Estamos numa altura em que parece, sem pensar nos muitos boys que têm bons jobs, que só o sorriso e o tom de voz contida de Guterres vai mantendo a sua corte e alguma simpatia. Ao mesmo tempo os dirigentes de uma chamada "oposição", Marcelo e Portas, não conseguem, apesar do seu populismo, demagogia e "volte-faces" e da sua presença, todos os dias, na televisão, ou talvez por isso mesmo, convencer muitos portugueses de uma competência, seriedade e dedicação à causa pública que lhe são completamente alheias.
Tais condições tornam ainda mais importante que a verdadeira oposição à política de direita do PS - o Partido Comunista Português (e a CDU) - procure insistentemente esclarecer os trabalhadores e muitos elementos das outras camadas laboriosas de que o seu fortalecimento e uma sua maior inserção na sociedade portuguesa são condições indispensáveis para que o nosso País deixe de estar dominado, como sucede desde 1976, por uma política claramente de direita e passem os valores de esquerda, os valores que põem acima de tudo o homem, a serem seguidos e respeitados.

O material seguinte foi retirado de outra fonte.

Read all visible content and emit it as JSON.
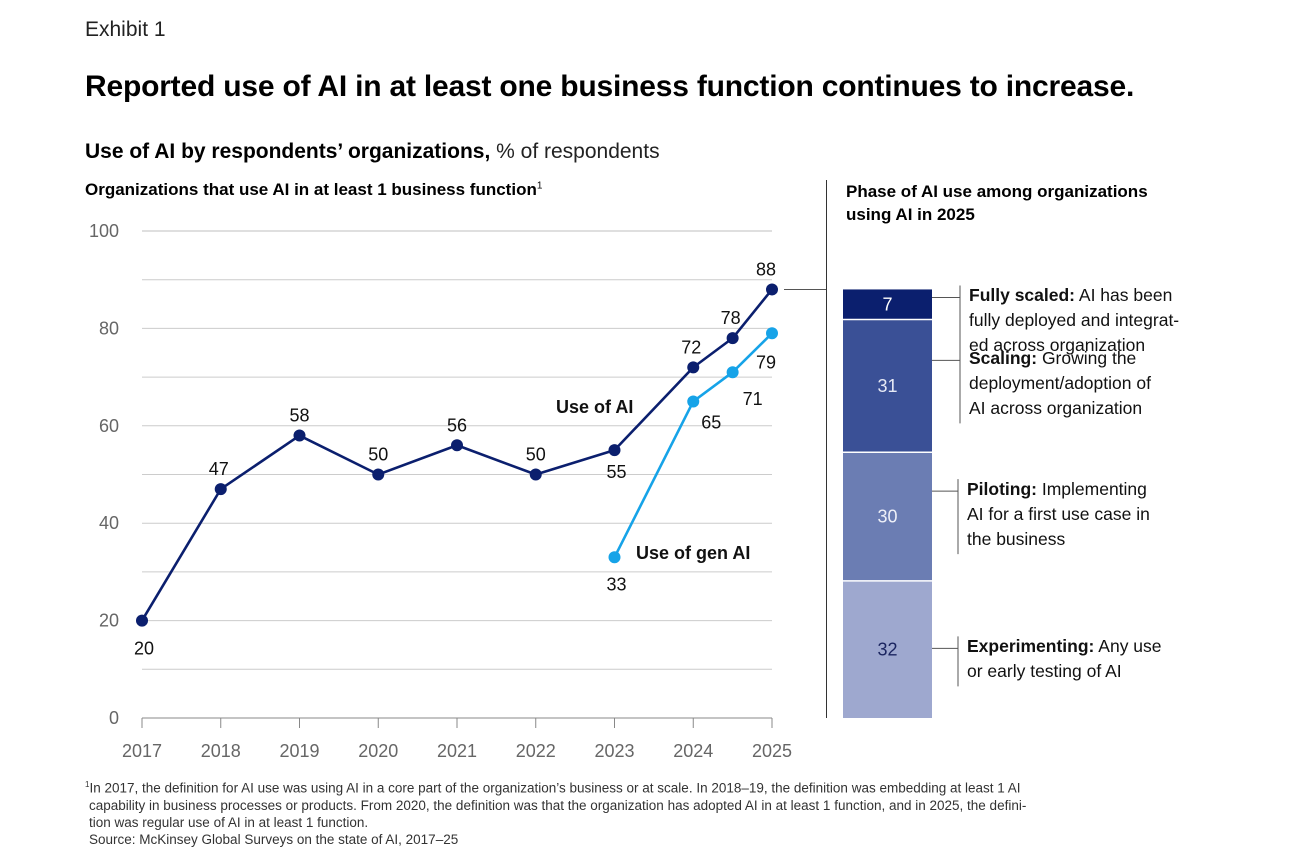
{
  "exhibit_label": "Exhibit 1",
  "title": "Reported use of AI in at least one business function continues to increase.",
  "subtitle_bold": "Use of AI by respondents’ organizations,",
  "subtitle_normal": " % of respondents",
  "left_heading": "Organizations that use AI in at least 1 business function",
  "left_heading_sup": "1",
  "right_heading_line1": "Phase of AI use among organizations",
  "right_heading_line2": "using AI in 2025",
  "colors": {
    "use_of_ai": "#0b1f6e",
    "gen_ai": "#16a3e8",
    "grid": "#cccccc",
    "axis_text": "#666666",
    "phase_fully_scaled": "#0b1f6e",
    "phase_scaling": "#3a5096",
    "phase_piloting": "#6b7db3",
    "phase_experimenting": "#9ea8cf"
  },
  "chart_data": [
    {
      "type": "line",
      "ylim": [
        0,
        100
      ],
      "yticks": [
        0,
        20,
        40,
        60,
        80,
        100
      ],
      "xticks": [
        "2017",
        "2018",
        "2019",
        "2020",
        "2021",
        "2022",
        "2023",
        "2024",
        "2025"
      ],
      "series": [
        {
          "name": "Use of AI",
          "x": [
            2017,
            2018,
            2019,
            2020,
            2021,
            2022,
            2023,
            2024,
            2024.5,
            2025
          ],
          "values": [
            20,
            47,
            58,
            50,
            56,
            50,
            55,
            72,
            78,
            88
          ],
          "labels": [
            "20",
            "47",
            "58",
            "50",
            "56",
            "50",
            "55",
            "72",
            "78",
            "88"
          ]
        },
        {
          "name": "Use of gen AI",
          "x": [
            2023,
            2024,
            2024.5,
            2025
          ],
          "values": [
            33,
            65,
            71,
            79
          ],
          "labels": [
            "33",
            "65",
            "71",
            "79"
          ]
        }
      ]
    },
    {
      "type": "bar",
      "stacked": true,
      "title": "Phase of AI use among organizations using AI in 2025",
      "total": 88,
      "segments": [
        {
          "name": "Fully scaled",
          "value": 7,
          "label": "7",
          "bold": "Fully scaled:",
          "desc_lines": [
            " AI has been",
            "fully deployed and integrat-",
            "ed across organization"
          ]
        },
        {
          "name": "Scaling",
          "value": 31,
          "label": "31",
          "bold": "Scaling:",
          "desc_lines": [
            " Growing the",
            "deployment/adoption of",
            "AI across organization"
          ]
        },
        {
          "name": "Piloting",
          "value": 30,
          "label": "30",
          "bold": "Piloting:",
          "desc_lines": [
            " Implementing",
            "AI for a first use case in",
            "the business"
          ]
        },
        {
          "name": "Experimenting",
          "value": 32,
          "label": "32",
          "bold": "Experimenting:",
          "desc_lines": [
            " Any use",
            "or early testing of AI"
          ]
        }
      ]
    }
  ],
  "footnote_sup": "1",
  "footnote_lines": [
    "In 2017, the definition for AI use was using AI in a core part of the organization’s business or at scale. In 2018–19, the definition was embedding at least 1 AI",
    "capability in business processes or products. From 2020, the definition was that the organization has adopted AI in at least 1 function, and in 2025, the defini-",
    "tion was regular use of AI in at least 1 function."
  ],
  "source": "Source: McKinsey Global Surveys on the state of AI, 2017–25"
}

Para se poder avançar nessa direcção é indispensável melhorar a arma fundamental do Partido - a sua organização - e aprofundar, cada vez mais, a ligação da organização, dos seus membros, às massas trabalhadoras, às outras camadas laboriosas, às populações.
É isso que se está procurando fazer em muitos lados, em diversas organizações, vencendo desmobilizações, baixos níveis de militância, incompreensões sobre a importância formadora das reuniões regulares do Partido, ideias e posições sectárias e outras deficiências e dificuldades que contrariam o necessário reforço orgânico e a indispensável maior inserção no meio em que cada organização está implantada.
A persistência nesta linha de actuação pode levar e está levando a resultados positivos, a avanços sensíveis na nossa influência em todas as regiões e em muito diversos sectores do nosso povo.

A recente atribuição do Prémio Nobel da Literatura ao escritor José Saramago deu uma imensa satisfação a todos os que têm o português como língua, é um acontecimento de muito grande relevo para os portugueses que honra em particular o nosso Partido.